Long Island Construction Employment Falls 7 Percent, 5,600 Jobs Lost
Long Island lost about 5,600 construction jobs from November 2024 to November 2025, a 7 percent drop that weakens local trades and could slow home and infrastructure projects.

Construction employers across Nassau and Suffolk counties shed roughly 5,600 jobs between November 2024 and November 2025, reducing payrolls from 82,100 to 76,500 and marking a 7 percent decline that touches both residential builders and public works contractors. Data from the Associated General Contractors of America show Long Island’s loss was the fifth-largest decline among 360 metropolitan areas tracked and continued a nine-month run of job losses.

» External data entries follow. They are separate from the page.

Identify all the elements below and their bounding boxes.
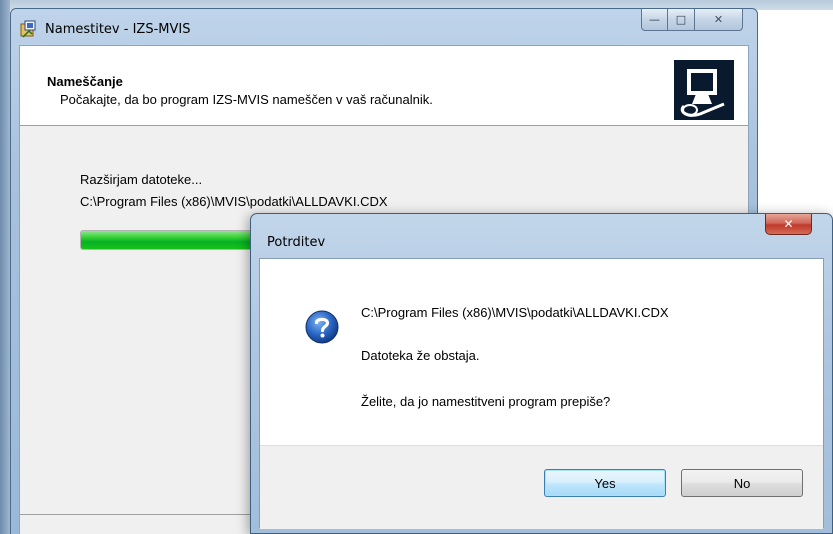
minimize-button[interactable]: — xyxy=(641,9,668,31)
installer-icon xyxy=(20,20,36,38)
close-icon: ✕ xyxy=(783,217,794,231)
page-subtitle: Počakajte, da bo program IZS-MVIS namešč… xyxy=(60,92,433,107)
dialog-question: Želite, da jo namestitveni program prepi… xyxy=(361,394,611,409)
installer-header: Nameščanje Počakajte, da bo program IZS-… xyxy=(20,46,748,126)
dialog-message: Datoteka že obstaja. xyxy=(361,348,480,363)
desktop-background-left xyxy=(0,0,10,534)
close-icon: ✕ xyxy=(713,13,724,26)
confirm-dialog: Potrditev ✕ C:\Program Files (x86)\MVIS\… xyxy=(250,213,833,534)
current-file-path: C:\Program Files (x86)\MVIS\podatki\ALLD… xyxy=(80,194,388,209)
caption-buttons: — □ ✕ xyxy=(641,9,743,31)
dialog-footer: Yes No xyxy=(260,445,823,529)
yes-button[interactable]: Yes xyxy=(544,469,666,497)
maximize-button[interactable]: □ xyxy=(668,9,695,31)
page-title: Nameščanje xyxy=(47,74,123,89)
no-button[interactable]: No xyxy=(681,469,803,497)
maximize-icon: □ xyxy=(675,13,687,26)
close-button[interactable]: ✕ xyxy=(695,9,743,31)
dialog-title: Potrditev xyxy=(267,235,326,250)
dialog-close-button[interactable]: ✕ xyxy=(765,214,812,235)
question-icon xyxy=(305,310,339,344)
computer-install-logo xyxy=(674,60,734,120)
status-text: Razširjam datoteke... xyxy=(80,172,203,187)
installer-title: Namestitev - IZS-MVIS xyxy=(45,22,191,37)
installer-titlebar[interactable]: Namestitev - IZS-MVIS — □ ✕ xyxy=(11,9,757,45)
dialog-file-path: C:\Program Files (x86)\MVIS\podatki\ALLD… xyxy=(361,305,669,320)
minimize-icon: — xyxy=(649,13,660,26)
dialog-body: C:\Program Files (x86)\MVIS\podatki\ALLD… xyxy=(259,258,824,529)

The decline matters here because construction work underpins local small businesses, from subcontractors and suppliers to the tradespeople who do home renovations across the Island. Fewer construction jobs typically translate into lower income for electricians, carpenters, plumbers, and laborers, and can slow activity at building supply stores and engineering firms that depend on steady project pipelines.
Ken Simonson, the association’s chief economist, summarized the dynamic plainly: "construction hiring has slowed as owners put projects on hold." That pullback from project owners appears to have outweighed the optimism captured elsewhere in the industry. The AGC’s 2026 Construction Hiring and Business Outlook Survey found that 63 percent of contractors nationwide expect to expand headcount in 2026, signaling that many firms plan to hire if work returns.

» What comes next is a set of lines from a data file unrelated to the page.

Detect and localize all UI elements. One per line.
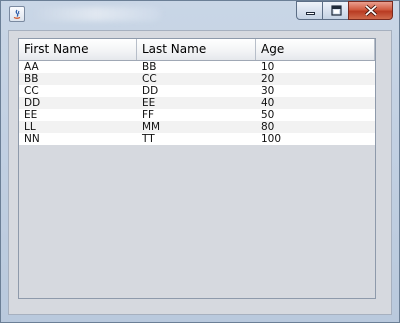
cell-first-name[interactable]: BB (19, 73, 137, 85)
cell-age[interactable]: 40 (256, 97, 375, 109)
table-row[interactable]: DD EE 40 (19, 97, 375, 109)
cell-first-name[interactable]: EE (19, 109, 137, 121)
close-icon (364, 4, 378, 17)
cell-first-name[interactable]: NN (19, 133, 137, 145)
column-header-age[interactable]: Age (256, 39, 375, 60)
table-row[interactable]: NN TT 100 (19, 133, 375, 145)
column-header-first-name[interactable]: First Name (19, 39, 137, 60)
app-window: First Name Last Name Age AA BB 10 BB CC … (0, 0, 400, 323)
table-row[interactable]: LL MM 80 (19, 121, 375, 133)
cell-first-name[interactable]: CC (19, 85, 137, 97)
maximize-icon (331, 5, 342, 16)
cell-last-name[interactable]: EE (137, 97, 256, 109)
window-title (31, 7, 161, 21)
minimize-icon (306, 12, 315, 15)
cell-last-name[interactable]: TT (137, 133, 256, 145)
cell-first-name[interactable]: AA (19, 61, 137, 73)
cell-last-name[interactable]: BB (137, 61, 256, 73)
cell-first-name[interactable]: DD (19, 97, 137, 109)
title-bar[interactable] (1, 1, 399, 25)
cell-age[interactable]: 50 (256, 109, 375, 121)
cell-first-name[interactable]: LL (19, 121, 137, 133)
java-icon[interactable] (9, 6, 25, 22)
close-button[interactable] (348, 1, 393, 20)
cell-age[interactable]: 100 (256, 133, 375, 145)
cell-last-name[interactable]: DD (137, 85, 256, 97)
table-header: First Name Last Name Age (19, 39, 375, 61)
minimize-button[interactable] (296, 1, 323, 20)
column-header-last-name[interactable]: Last Name (137, 39, 256, 60)
cell-last-name[interactable]: MM (137, 121, 256, 133)
cell-age[interactable]: 80 (256, 121, 375, 133)
cell-last-name[interactable]: FF (137, 109, 256, 121)
maximize-button[interactable] (322, 1, 349, 20)
table-body: AA BB 10 BB CC 20 CC DD 30 DD EE 40 EE F (19, 61, 375, 145)
cell-age[interactable]: 20 (256, 73, 375, 85)
table-row[interactable]: AA BB 10 (19, 61, 375, 73)
cell-last-name[interactable]: CC (137, 73, 256, 85)
table-row[interactable]: BB CC 20 (19, 73, 375, 85)
table-row[interactable]: EE FF 50 (19, 109, 375, 121)
table-row[interactable]: CC DD 30 (19, 85, 375, 97)
cell-age[interactable]: 10 (256, 61, 375, 73)
cell-age[interactable]: 30 (256, 85, 375, 97)
table-scroll-pane[interactable]: First Name Last Name Age AA BB 10 BB CC … (18, 38, 376, 299)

Local effects are likely to show up unevenly. Residential builders facing weaker demand or higher financing costs may delay starts on new homes and subdivisions, while municipal and state projects can stall if federal infrastructure funding or policy decisions are postponed. Those delays affect contracts for road work, utility upgrades, and school construction that sustain steady employment for many Long Island contractors.
The contrast between short-term job losses and contractor optimism points to a hinge for the market: if owners resume projects or if public infrastructure spending accelerates, hiring could rebound. Conversely, prolonged uncertainty in federal policy or delayed funding would deepen pressures on local firms already feeling the pinch of reduced activity.
For Suffolk County residents, the immediate consequence will be fewer job openings in construction trades and potential slowdowns in local building projects. Watch for shifts in municipal contract awards, activity at planning boards, and hiring notices from local contractors in the coming months. If infrastructure dollars and private starts pick up, the region’s construction workforce could recover; if not, the losses recorded through November 2025 may be the start of a longer adjustment for Long Island’s building economy.